Я от всей души посочувствовала следствию — в нашем коллективе выяснить, кто последним пользовался дыроколом… Установление этого обстоятельства может затянуться до Страшного суда. Ведь даже в нормальных условиях, сама не знаю почему, никто из нас не желал признаваться в пользовании ни одной из самых необходимых в работе вещей, теперь же, когда совершено преступление, все наверняка отопрутся, как пить дать!
Капитан же продолжал отчет, и в числе прочих интересных вещей я услышала вот такую:
— У погибшего обнаружены следующие предметы (следовал довольно длинный перечень предметов) и вот это…
Тут в комнате главбуха установилась тишина, а потом кто-то из присутствующих протяжно присвистнул. Как жаль, что я только слышу, но не вижу! Что у них там, господи боже мой! Что они такое обнаружили при покойнике?
Они еще помолчали, видимо потрясенные, а затем один из тех двоих произнес:
— Интересно… Очень интересно!
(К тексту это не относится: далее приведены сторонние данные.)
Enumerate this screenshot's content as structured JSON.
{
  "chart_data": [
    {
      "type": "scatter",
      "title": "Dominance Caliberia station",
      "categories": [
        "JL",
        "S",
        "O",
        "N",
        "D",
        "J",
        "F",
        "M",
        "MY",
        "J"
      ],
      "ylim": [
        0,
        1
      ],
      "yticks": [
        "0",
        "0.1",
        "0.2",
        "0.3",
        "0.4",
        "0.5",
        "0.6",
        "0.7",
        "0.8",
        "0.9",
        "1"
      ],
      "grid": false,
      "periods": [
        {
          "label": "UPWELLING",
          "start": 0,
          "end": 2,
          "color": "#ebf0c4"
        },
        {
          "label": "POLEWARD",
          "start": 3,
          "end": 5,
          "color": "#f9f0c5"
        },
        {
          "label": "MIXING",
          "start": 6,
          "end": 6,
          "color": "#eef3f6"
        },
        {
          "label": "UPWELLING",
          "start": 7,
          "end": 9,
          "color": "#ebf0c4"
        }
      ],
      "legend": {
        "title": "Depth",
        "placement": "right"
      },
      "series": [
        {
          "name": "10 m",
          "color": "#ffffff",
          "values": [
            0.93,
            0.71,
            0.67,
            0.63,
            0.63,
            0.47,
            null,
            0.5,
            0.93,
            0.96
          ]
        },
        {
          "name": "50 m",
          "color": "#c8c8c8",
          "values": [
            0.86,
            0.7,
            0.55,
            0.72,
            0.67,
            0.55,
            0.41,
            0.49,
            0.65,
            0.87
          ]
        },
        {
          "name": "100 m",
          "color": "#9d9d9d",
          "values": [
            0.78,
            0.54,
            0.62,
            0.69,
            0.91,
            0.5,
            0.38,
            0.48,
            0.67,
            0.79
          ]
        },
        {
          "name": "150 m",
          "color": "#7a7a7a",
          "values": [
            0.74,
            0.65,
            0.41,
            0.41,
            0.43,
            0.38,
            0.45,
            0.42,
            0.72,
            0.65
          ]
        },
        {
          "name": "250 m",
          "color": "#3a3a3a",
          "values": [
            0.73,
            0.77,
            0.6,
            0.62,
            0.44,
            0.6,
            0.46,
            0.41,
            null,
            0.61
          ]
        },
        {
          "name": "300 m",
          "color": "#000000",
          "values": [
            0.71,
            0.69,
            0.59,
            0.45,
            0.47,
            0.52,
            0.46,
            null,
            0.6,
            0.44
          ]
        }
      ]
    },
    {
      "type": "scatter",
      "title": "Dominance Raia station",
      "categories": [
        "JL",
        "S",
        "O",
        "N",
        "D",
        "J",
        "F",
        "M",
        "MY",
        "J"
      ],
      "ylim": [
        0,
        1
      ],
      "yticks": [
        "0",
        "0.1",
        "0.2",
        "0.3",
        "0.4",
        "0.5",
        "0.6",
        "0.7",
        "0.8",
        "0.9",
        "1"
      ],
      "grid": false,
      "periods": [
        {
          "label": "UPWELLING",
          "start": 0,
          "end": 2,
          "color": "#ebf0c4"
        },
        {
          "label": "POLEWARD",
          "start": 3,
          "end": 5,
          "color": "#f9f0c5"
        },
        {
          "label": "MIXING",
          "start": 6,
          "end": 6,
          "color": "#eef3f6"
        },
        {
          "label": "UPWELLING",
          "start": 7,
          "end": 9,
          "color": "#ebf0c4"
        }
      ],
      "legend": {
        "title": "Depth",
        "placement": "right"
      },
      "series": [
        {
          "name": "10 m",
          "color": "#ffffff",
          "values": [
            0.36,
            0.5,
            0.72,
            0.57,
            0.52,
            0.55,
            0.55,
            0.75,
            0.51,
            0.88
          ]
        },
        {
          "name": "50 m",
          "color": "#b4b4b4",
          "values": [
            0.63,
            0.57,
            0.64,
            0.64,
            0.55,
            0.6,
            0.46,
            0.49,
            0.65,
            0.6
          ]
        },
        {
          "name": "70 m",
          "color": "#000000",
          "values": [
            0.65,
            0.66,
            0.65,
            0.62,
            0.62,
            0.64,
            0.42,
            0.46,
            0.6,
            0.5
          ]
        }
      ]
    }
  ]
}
Второй поддержал:
— Надо как следует изучить. Это очень может пригодиться при расследовании.
Я чуть с ума не сошла в своем закутке. Не знаю, что бы я дала, чтобы только краешком глаза заглянуть в соседнюю комнату! Но поскольку это было невозможно, мне оставалось только слушать дальше, что я и сделала. Какие, оказывается, мы умные, особенно Марек. Вот сейчас все три следователя оживленно обсуждают ту же проблему, над которой мы ломали голову, — «почему именно Столярек», вот они высказывают предположение о возможной ошибке, вот приходят к выводу, что надо проверить, не пытается ли кто из моих коллег нарочно направить подозрение на меня. Потом следственная группа поставила под сомнение психическое состояние сотрудников нашей мастерской — ничего удивительного, если люди ведут себя по-идиотски. Тут капитан очень кстати рассказал своим коллегам о картине Лешека и настоятельно советовал каждому лично с ней познакомиться.
У меня затекли ноги и шея, но не могла же я покинуть свой пост, если есть возможность узнать столько интересного! Вот капитан делится с коллегами своими подозрениями относительно Ярослава, который явно что-то крутит — то он был на работе, то его не было. Наконец прокурор, голос которого я уже научилась различать, сказал:
— Что ж, придется пойти на некоторое нарушение формальностей. Начинаем немедленно снимать показания. Если выпустим их отсюда — все, пропало дело, ничего не добьемся от этих людей. Займем кабинет их заведующего и конференц-зал, как только вынесут тело.
Пришлось быстренько покинуть мой укромный уголок и присоединиться к остальным. Так я и не узнала, какую интересную вещь они нашли.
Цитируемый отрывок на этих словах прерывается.